L’hôpital qui se fout de la charité ?
La direction de l’hôpital a fait très fort depuis le début de l’affaire durant l’été 2011.
Après dénonciations de six personnels de santé, elle se rapproche du procureur de Bayonne sans même rencontrer le Docteur Bonnemaison qui se fait cueillir le lendemain matin sur son lieu de travail. Pendant qu’elle ordonne le silence des personnels de santé, elle octroie trois semaines de congés supplémentaires au personnel accusateur tout en leur fournissant des voitures de fonction pour se rendre au procès. Elle a voulu faire du docteur poursuivi la seule victime d’un manque de communication et de régulation interne, d’une organisation hospitalière parfois défaillante. La seule victime d’une loi inadaptée et d’une hypocrisie trop générale face à la complexité et la fragilité de notre système de soins.
Lequel est, au sein de l’hôpital, une micro société où des dysfonctionnements émergent, clivant les personnels soignants, entraînant rivalités, souffrances, jalousies et coups fourrés.
Maréchal nous voilà !
Ainsi naquit le 7 octobre 1940 un Ordre des médecins sous le gouvernement de Vichy. C’est en juillet 1943, que le Conseil supérieur de la médecine devient le Conseil national de l’ordre des médecins. La revue Le concours médical éditée de 1940 à 1944 a véhiculé auprès du corps médical les décisions adoptées par le Conseil de l’Ordre concernant le recensement et l’application des mesures d’interdiction des médecins étrangers et juifs.

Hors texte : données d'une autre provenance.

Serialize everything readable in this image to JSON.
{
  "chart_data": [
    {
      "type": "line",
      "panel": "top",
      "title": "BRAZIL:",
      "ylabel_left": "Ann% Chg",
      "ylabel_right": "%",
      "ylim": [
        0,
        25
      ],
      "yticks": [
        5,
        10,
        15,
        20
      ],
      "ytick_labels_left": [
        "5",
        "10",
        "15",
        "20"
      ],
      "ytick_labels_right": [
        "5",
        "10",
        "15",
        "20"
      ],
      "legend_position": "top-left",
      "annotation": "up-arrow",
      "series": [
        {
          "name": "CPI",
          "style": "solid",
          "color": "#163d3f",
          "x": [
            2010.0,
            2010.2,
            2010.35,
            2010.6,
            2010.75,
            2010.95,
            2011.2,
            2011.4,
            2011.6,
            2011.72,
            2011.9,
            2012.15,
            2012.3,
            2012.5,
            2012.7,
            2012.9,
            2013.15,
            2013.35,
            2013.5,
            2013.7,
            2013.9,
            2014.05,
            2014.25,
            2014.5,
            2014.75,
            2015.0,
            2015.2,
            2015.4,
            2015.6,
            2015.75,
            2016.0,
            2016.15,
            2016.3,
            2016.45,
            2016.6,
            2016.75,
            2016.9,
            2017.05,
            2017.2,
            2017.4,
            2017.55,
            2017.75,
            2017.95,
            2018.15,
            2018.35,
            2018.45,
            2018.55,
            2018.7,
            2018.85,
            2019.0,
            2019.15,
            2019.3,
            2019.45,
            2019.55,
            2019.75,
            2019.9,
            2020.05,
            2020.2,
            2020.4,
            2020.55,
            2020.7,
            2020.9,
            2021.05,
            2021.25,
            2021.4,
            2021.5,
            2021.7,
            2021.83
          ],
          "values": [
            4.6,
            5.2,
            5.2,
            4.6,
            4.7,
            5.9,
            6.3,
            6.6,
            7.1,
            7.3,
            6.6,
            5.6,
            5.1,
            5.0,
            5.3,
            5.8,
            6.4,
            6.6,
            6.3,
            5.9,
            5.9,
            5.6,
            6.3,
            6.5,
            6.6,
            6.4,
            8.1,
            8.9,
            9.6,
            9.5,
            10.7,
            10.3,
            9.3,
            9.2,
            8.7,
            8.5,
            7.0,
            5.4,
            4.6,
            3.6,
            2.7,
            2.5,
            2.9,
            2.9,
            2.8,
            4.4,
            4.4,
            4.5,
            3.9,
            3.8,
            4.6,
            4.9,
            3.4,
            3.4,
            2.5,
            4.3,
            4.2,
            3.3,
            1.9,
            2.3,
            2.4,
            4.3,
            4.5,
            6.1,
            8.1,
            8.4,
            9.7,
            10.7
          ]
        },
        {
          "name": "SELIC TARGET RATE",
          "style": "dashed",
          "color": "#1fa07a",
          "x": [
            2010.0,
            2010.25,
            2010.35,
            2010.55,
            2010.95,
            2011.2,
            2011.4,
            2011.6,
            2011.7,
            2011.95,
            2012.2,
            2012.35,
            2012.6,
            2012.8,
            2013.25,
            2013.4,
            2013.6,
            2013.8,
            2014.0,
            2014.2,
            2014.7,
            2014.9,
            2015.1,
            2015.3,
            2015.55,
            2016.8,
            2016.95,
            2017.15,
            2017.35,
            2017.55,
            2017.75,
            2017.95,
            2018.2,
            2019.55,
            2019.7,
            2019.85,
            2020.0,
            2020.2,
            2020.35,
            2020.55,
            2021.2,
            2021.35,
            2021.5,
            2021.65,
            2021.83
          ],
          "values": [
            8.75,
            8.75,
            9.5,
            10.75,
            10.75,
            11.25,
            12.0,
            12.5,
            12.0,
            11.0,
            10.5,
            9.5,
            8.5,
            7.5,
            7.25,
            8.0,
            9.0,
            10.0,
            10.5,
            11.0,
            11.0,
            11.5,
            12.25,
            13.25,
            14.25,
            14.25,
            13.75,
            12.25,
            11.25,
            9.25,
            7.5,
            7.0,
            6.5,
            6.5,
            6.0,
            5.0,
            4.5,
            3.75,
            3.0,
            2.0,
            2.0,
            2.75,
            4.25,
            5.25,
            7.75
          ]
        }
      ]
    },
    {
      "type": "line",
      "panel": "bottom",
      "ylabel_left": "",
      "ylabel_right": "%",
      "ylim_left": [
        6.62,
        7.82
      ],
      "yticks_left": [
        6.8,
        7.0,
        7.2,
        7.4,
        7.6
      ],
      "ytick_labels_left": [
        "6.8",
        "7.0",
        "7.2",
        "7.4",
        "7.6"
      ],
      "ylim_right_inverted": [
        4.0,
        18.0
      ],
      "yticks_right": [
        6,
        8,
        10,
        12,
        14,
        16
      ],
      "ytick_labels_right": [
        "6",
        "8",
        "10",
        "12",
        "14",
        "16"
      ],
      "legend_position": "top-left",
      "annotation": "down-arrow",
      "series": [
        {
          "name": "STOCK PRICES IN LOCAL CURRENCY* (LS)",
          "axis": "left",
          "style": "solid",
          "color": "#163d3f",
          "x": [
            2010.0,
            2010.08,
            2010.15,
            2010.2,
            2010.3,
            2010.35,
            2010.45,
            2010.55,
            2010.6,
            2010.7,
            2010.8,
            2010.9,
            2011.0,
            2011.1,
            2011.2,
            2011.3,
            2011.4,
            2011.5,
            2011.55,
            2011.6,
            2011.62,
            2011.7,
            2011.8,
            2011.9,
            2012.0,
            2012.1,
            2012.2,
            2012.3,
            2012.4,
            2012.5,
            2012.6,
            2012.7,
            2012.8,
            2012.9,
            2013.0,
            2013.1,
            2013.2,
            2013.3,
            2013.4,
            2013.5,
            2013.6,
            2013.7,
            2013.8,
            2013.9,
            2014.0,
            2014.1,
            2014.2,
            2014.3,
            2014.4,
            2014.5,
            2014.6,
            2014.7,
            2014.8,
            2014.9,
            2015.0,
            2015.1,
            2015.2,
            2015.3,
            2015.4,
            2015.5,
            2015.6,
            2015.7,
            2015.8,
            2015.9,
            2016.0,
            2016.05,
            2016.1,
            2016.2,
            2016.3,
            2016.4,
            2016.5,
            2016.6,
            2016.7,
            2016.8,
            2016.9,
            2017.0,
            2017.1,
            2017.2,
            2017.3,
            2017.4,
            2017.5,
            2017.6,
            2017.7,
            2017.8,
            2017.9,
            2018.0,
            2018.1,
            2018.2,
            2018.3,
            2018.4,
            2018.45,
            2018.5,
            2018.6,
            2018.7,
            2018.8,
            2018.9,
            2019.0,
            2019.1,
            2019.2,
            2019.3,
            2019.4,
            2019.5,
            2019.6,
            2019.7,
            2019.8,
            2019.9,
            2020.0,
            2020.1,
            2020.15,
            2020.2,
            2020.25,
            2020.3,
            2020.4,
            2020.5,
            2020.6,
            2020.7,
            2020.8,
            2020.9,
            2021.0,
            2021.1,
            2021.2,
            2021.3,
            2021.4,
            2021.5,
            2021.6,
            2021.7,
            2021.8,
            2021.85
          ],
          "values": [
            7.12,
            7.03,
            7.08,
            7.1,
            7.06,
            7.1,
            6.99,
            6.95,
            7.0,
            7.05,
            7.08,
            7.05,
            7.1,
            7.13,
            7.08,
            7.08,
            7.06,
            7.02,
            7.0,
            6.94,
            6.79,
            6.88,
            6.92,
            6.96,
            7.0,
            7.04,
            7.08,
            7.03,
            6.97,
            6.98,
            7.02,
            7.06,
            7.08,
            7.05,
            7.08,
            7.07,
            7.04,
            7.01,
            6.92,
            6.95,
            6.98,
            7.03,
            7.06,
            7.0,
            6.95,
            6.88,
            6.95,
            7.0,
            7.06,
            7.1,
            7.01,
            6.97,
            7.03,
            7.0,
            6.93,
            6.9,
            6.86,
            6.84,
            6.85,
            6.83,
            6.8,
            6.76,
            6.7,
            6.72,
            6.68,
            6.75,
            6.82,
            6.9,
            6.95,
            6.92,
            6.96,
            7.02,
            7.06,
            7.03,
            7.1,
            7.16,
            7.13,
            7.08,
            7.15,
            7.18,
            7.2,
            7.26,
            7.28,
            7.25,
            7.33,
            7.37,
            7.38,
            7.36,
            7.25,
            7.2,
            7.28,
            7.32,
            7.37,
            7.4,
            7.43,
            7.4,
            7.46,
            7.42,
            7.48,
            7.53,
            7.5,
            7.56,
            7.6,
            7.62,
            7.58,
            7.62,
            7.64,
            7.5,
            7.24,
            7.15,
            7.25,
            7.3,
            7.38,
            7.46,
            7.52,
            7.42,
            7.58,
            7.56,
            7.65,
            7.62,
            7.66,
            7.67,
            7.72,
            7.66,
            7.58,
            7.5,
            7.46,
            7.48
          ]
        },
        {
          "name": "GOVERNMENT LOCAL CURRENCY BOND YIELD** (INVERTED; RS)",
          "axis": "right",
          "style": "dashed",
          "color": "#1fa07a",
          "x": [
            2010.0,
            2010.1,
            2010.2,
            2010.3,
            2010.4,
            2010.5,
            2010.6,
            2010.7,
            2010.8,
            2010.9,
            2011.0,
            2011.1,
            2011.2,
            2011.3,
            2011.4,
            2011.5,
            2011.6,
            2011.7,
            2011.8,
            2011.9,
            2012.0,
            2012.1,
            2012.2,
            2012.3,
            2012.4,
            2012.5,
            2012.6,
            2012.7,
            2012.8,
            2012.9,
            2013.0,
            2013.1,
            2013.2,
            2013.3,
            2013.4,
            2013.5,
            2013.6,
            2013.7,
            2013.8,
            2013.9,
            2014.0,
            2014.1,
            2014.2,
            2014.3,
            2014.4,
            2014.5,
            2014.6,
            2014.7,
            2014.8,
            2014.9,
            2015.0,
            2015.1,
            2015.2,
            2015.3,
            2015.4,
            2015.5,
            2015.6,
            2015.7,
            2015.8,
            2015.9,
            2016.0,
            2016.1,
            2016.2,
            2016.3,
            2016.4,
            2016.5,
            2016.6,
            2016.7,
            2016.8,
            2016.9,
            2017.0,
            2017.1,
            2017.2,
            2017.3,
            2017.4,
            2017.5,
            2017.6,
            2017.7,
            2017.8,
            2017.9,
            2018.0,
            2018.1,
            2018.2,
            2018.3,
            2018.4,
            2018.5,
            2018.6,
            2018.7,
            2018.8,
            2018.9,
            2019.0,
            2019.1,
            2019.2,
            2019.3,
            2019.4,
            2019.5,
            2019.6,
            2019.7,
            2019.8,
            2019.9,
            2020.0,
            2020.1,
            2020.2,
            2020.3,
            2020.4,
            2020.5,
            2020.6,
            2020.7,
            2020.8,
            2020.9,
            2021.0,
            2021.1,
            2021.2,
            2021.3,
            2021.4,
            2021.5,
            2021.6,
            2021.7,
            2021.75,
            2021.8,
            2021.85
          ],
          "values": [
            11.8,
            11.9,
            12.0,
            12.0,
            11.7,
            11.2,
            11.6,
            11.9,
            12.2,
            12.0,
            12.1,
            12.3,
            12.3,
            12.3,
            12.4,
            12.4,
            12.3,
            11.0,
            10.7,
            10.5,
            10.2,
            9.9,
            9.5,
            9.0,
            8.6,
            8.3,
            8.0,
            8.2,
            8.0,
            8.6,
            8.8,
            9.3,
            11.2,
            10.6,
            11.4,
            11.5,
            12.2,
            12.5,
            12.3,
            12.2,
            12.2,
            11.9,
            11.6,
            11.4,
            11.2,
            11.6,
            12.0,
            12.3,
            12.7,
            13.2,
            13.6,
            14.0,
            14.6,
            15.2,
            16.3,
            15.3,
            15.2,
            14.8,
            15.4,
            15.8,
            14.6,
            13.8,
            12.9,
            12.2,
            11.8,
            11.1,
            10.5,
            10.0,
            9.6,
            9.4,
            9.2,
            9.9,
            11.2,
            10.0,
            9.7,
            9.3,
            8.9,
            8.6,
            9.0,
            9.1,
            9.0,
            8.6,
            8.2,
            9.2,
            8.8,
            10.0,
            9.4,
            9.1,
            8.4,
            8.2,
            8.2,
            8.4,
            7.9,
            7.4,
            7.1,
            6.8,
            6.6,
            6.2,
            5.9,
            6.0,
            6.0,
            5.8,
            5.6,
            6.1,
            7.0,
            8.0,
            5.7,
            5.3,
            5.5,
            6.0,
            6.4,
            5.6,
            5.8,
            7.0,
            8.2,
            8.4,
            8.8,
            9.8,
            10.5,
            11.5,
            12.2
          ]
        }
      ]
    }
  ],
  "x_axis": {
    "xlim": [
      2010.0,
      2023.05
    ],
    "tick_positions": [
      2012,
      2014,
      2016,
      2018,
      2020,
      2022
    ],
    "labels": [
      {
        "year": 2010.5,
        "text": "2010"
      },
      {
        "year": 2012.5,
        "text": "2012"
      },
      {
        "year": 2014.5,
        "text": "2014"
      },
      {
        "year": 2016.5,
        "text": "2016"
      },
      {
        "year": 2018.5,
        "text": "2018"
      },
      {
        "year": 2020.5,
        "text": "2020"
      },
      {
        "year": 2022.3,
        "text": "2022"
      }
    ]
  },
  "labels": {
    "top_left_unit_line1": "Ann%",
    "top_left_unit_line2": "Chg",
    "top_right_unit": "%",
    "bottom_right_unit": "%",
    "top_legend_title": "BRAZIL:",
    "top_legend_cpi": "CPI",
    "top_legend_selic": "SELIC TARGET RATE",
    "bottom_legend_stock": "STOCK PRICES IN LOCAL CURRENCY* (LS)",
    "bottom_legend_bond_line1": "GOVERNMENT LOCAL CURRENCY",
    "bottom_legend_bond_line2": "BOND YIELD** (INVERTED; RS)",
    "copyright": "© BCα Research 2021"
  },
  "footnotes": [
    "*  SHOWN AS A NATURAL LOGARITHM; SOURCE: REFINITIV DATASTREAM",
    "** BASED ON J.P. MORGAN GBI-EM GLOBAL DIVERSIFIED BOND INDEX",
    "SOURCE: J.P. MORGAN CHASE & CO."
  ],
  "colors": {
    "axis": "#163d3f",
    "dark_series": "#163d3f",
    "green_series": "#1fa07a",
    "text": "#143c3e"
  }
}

En prononçant une mesure de radiation contre le docteur Nicolas Bonnemaison avant la justice pénale, cette juridiction d’exception méprise le droit. Ancien président départemental et actuel vice-président, en croisade contre la grande majorité des membres du conseil départemental 64 (dont on doit saluer le courage), le docteur Marc Renoux, qui porte la même croix que son guide Aillet et ses corbeaux, ne l’emportera pas au paradis.
La bataille qui s’annonce est bien celle de vouloir radier cet ordre des médecins d’un autre temps.
Pour l’anecdote, la suppression de l’Ordre faisait partie des 110 propositions de l’engagement du candidat Mitterrand à la Présidence de la République, qui qualifiait l’institution ordinale d’“offense pour la démocratie”. Celui qui a reçu l’Ordre de la Francisque début 1943, en faisant allégeance au Maréchal, n’a pas tenu sa parole. Pétain, c’est dingue!